Idina Menzel’s most rewarding audience
Broadway star helps girls find confidence through the arts.
NEW YORK As a Broadway veteran, Idina Menzel is accustomed to large audiences. But she can be intimidated by smaller ones.
For the past four summers, Menzel has spoken with groups of girls ages 10-14 from underserved urban communities who attend summer camp through her A Broader Way Foundation.
“Sometimes I get up in front of them and speak about self-esteem and confidence and taking risks, and my heart is pounding,” says Menzel, 43, preparing to perform at a fundraising event where several campers would be present. “I feel more responsibility, and more nerves, talking to them than I do getting up onstage to sing.”
The program, which accommodated 30 girls from New York City schools in its first season,
will bring 60 this year to Bard College at Simon’s Rock, in the Berkshires. For two weeks, they’ll swim, go rock-climbing and study creative and performing arts with theater pros — among them A Broader Way’s co-founder Taye Diggs (Menzel’s ex-husband) and composer Jeanine Tesori, a Tony nominee this year for Fun Home.
Most of the campers probably know Menzel — who’s being honored for her work by USA TODAY’s Make A Difference Day — as the voice 2D of Elsa in Frozen, or from her appearances on TV’s Glee. Perhaps their older sisters know her as Wicked’s original Elphaba, a role that earned the singer/actress a Tony in 2004.
“I think the girls are sometimes surprised to hear that someone who has this big voice can have trouble finding her own voice sometimes,” Menzel says. She attended camp as a child in Upstate New York and “it was a sanctuary for me — a salvation.”
To recruit campers, Menzel says, “we go to different schools and after-school programs and ask if there are any girls they think would benefit from this. They don’t necessarily need to be able to kick their leg up to their nose or sing. What we’ve found is that they do a lot of amazing writing.
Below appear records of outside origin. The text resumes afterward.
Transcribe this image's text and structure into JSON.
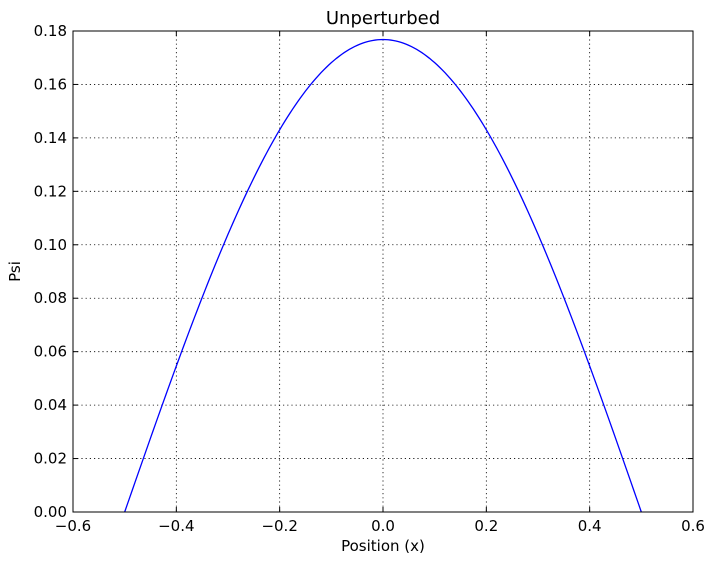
{
  "chart_data": {
    "type": "line",
    "title": "Unperturbed",
    "xlabel": "Position (x)",
    "ylabel": "Psi",
    "xlim": [
      -0.6,
      0.6
    ],
    "ylim": [
      0.0,
      0.18
    ],
    "grid": true,
    "xticks": [
      "−0.6",
      "−0.4",
      "−0.2",
      "0.0",
      "0.2",
      "0.4",
      "0.6"
    ],
    "yticks": [
      "0.00",
      "0.02",
      "0.04",
      "0.06",
      "0.08",
      "0.10",
      "0.12",
      "0.14",
      "0.16",
      "0.18"
    ],
    "series": [
      {
        "color": "#0000ff",
        "x": [
          -0.5,
          -0.45,
          -0.4,
          -0.35,
          -0.3,
          -0.25,
          -0.2,
          -0.15,
          -0.1,
          -0.05,
          0.0,
          0.05,
          0.1,
          0.15,
          0.2,
          0.25,
          0.3,
          0.35,
          0.4,
          0.45,
          0.5
        ],
        "y": [
          0.0,
          0.0277,
          0.0547,
          0.0803,
          0.104,
          0.125,
          0.143,
          0.1575,
          0.1681,
          0.1746,
          0.1768,
          0.1746,
          0.1681,
          0.1575,
          0.143,
          0.125,
          0.104,
          0.0803,
          0.0547,
          0.0277,
          0.0
        ]
      }
    ]
  }
}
We journal with them, and the poetry and storytelling that comes out is incredible.”
The campers draw on that material to put together a 30-minute show at the end of their stay. “It was important to me that since we’re using the arts to help these girls find their creative selves, we don’t just put on Guys and Dolls,” Menzel says. “They’re really surprised by what they’re capable of, and moved by it.”